Markets Today: Walking back to happiness
It’s been a reversal back to USD strength overnight – including a late session kick along from the Fed Chair, more on that below – the Bloomberg spot dollar index up 0.35% before she stepped up to the plate, and another ½% since.
Most major crosses are bearing losses from the re-rising USD. The mantle has gone to the CAD that was down 1.05% earlier in the session, USD/CAD up from less than 1.31 to over 1.32 (and since Yellen seeing more buying to the mid 1.32s) as the press conference from BoC Governor Poloz kept the prospect of another rate cut alive.

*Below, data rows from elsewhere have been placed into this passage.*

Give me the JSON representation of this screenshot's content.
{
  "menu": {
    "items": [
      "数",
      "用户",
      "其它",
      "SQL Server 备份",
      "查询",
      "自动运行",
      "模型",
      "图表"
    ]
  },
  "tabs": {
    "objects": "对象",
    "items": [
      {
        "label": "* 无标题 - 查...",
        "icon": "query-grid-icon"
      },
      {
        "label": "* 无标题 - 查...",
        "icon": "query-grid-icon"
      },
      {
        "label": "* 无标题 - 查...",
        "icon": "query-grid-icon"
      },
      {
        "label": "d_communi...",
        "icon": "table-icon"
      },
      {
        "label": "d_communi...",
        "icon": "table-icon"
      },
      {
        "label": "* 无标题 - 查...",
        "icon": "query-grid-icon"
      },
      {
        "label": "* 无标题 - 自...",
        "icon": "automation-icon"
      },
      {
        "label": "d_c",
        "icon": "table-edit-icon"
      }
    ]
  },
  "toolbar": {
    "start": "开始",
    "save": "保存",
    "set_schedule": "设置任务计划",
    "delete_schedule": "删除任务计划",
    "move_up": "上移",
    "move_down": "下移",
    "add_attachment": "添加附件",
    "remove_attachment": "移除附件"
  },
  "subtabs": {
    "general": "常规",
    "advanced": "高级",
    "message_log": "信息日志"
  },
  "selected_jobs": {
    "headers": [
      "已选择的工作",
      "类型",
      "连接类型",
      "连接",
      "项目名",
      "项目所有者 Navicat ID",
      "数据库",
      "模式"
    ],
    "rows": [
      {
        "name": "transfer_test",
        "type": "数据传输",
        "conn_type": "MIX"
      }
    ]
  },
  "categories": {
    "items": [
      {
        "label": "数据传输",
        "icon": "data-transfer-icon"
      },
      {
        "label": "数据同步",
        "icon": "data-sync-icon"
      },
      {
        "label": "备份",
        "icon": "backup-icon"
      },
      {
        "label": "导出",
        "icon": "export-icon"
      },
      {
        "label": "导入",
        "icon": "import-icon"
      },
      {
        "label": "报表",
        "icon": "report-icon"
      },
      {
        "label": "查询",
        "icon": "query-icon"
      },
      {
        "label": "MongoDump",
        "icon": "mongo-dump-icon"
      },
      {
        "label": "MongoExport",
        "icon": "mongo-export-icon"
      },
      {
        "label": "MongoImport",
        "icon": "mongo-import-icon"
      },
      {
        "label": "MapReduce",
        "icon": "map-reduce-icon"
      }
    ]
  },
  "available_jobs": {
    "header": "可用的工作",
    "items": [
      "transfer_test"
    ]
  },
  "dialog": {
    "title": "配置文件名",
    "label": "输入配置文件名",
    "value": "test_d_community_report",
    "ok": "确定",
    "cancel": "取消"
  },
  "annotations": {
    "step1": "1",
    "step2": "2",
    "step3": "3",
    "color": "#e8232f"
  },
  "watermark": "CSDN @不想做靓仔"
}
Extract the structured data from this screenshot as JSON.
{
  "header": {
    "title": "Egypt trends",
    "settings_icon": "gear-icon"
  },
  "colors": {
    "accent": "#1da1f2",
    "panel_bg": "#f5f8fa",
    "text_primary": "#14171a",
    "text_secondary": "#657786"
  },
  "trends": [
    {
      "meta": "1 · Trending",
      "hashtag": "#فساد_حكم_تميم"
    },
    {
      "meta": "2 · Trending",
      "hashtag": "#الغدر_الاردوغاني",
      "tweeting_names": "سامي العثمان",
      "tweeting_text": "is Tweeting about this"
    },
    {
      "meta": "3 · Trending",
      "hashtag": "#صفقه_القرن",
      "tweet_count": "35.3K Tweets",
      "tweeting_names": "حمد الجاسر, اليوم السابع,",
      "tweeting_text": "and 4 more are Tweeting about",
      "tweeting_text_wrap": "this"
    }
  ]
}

Canadian short term bond yields rallied against what has been a heavy US Treasury market, 2y Treasuries up 5.7bps and 10s up a chunky+8.8bps, at 2.41%.After touching 0.7565 a little earlier in the NY session, the AUD/USD pulled back down to 0.7535 and has given back another 10-20 points since Yellen’s speech, now at 0.7518.
Having rocketed back to hit 1.24 after PM May’s speech, Sterling spent yesterday retracing some of those gains. That retracement was interrupted in the wake of a better than expected UK labour market report for December revealing somewhat stronger earnings growth and less employment attrition than expected. Later in the session, Cable has also succumbed to the stronger USD.
The US data set of the December CPI and Industrial Production and January NAHB Home Builders index were not too far at all from expectations, least not reasons to drive any new dollar enthusiasm. The CPI headline and core were bang on expectations(0.3%/2.1% for headline and 0.2%/2.2% for core CPI), IP was two tenths better in December but came with a negative revision, while the home builders’ optimism index missed slightly, though at 67 (69 expected) remains very upbeat. While not shooting the lights out, it didn’t dislodge the recovering US economy story either, from what was seen.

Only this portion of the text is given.